CONVERSATIONS WITH GOD (Stephen Simon). 109 minutes. Opens Friday (November 10) at Canada Square. For times, see page 154. Rating: N Rating: N
Conversations With God will eventually end up on the CTS channel, where you'll look at it for two seconds because its star, Henry Czerny , is Canadian and once had a promising Hollywood career playing intense villains (Clear And Present Danger, Mission: Impossible).
Here Czerny plays Neale Donald Walsch, the real-life author whose series of similarly titled books helped catapult him from life as a homeless guy with a broken neck to a jet-setting author with an open line to you-know-who.
It's hard to keep a straight face -- and the half-dozen critics at a pre-screening sure didn't -- watching this predictable, earnest tale of Walsch's Touched By An Angel journey.
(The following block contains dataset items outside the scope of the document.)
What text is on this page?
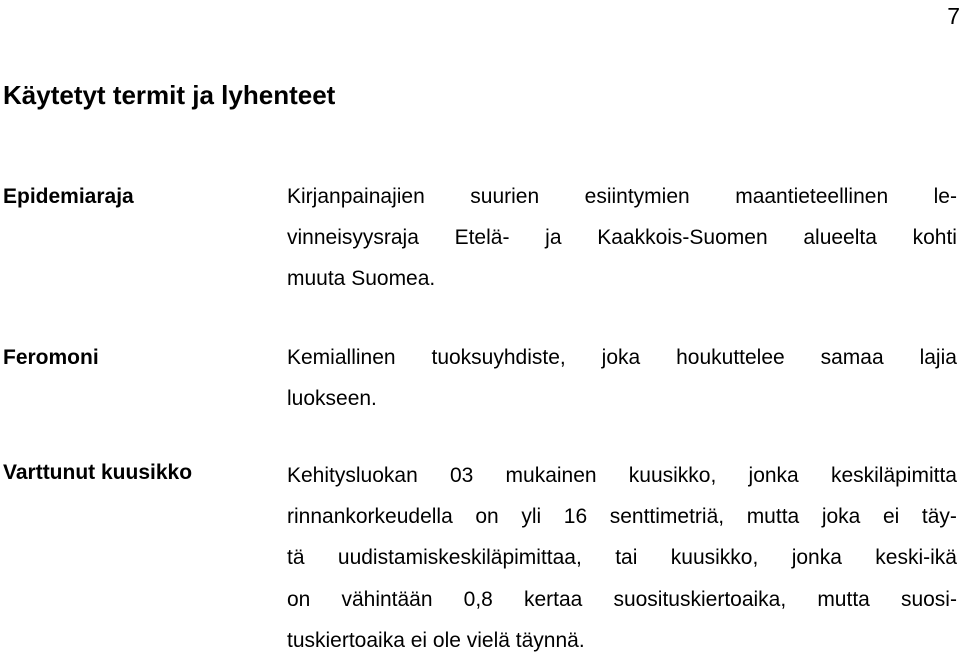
7
Käytetyt termit ja lyhenteet
Epidemiaraja	Kirjanpainajien suurien esiintymien maantieteellinen le-
vinneisyysraja Etelä- ja Kaakkois-Suomen alueelta kohti
muuta Suomea.
Feromoni	Kemiallinen tuoksuyhdiste, joka houkuttelee samaa lajia
luokseen.
Varttunut kuusikko	Kehitysluokan 03 mukainen kuusikko, jonka keskiläpimitta
rinnankorkeudella on yli 16 senttimetriä, mutta joka ei täy-
tä uudistamiskeskiläpimittaa, tai kuusikko, jonka keski-ikä
on vähintään 0,8 kertaa suosituskiertoaika, mutta suosi-
tuskiertoaika ei ole vielä täynnä.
The script and production are ham-fisted and obvious, with poignant moments always underscored by a mournful cello, and the acting -- particularly by the women -- worthy of bad community theatre.
Czerny, sporting a beard that looks as fake as G.I. Joe's, is above this material. Yet he sinks his acting chops into his scenes, whether they involve downing a hamburger from a garbage dump or pacing his living room receiving dictation from God.
Walsch's messages of perseverance, love and faith are admirable, and the film means well. But it's sheer hell to sit through.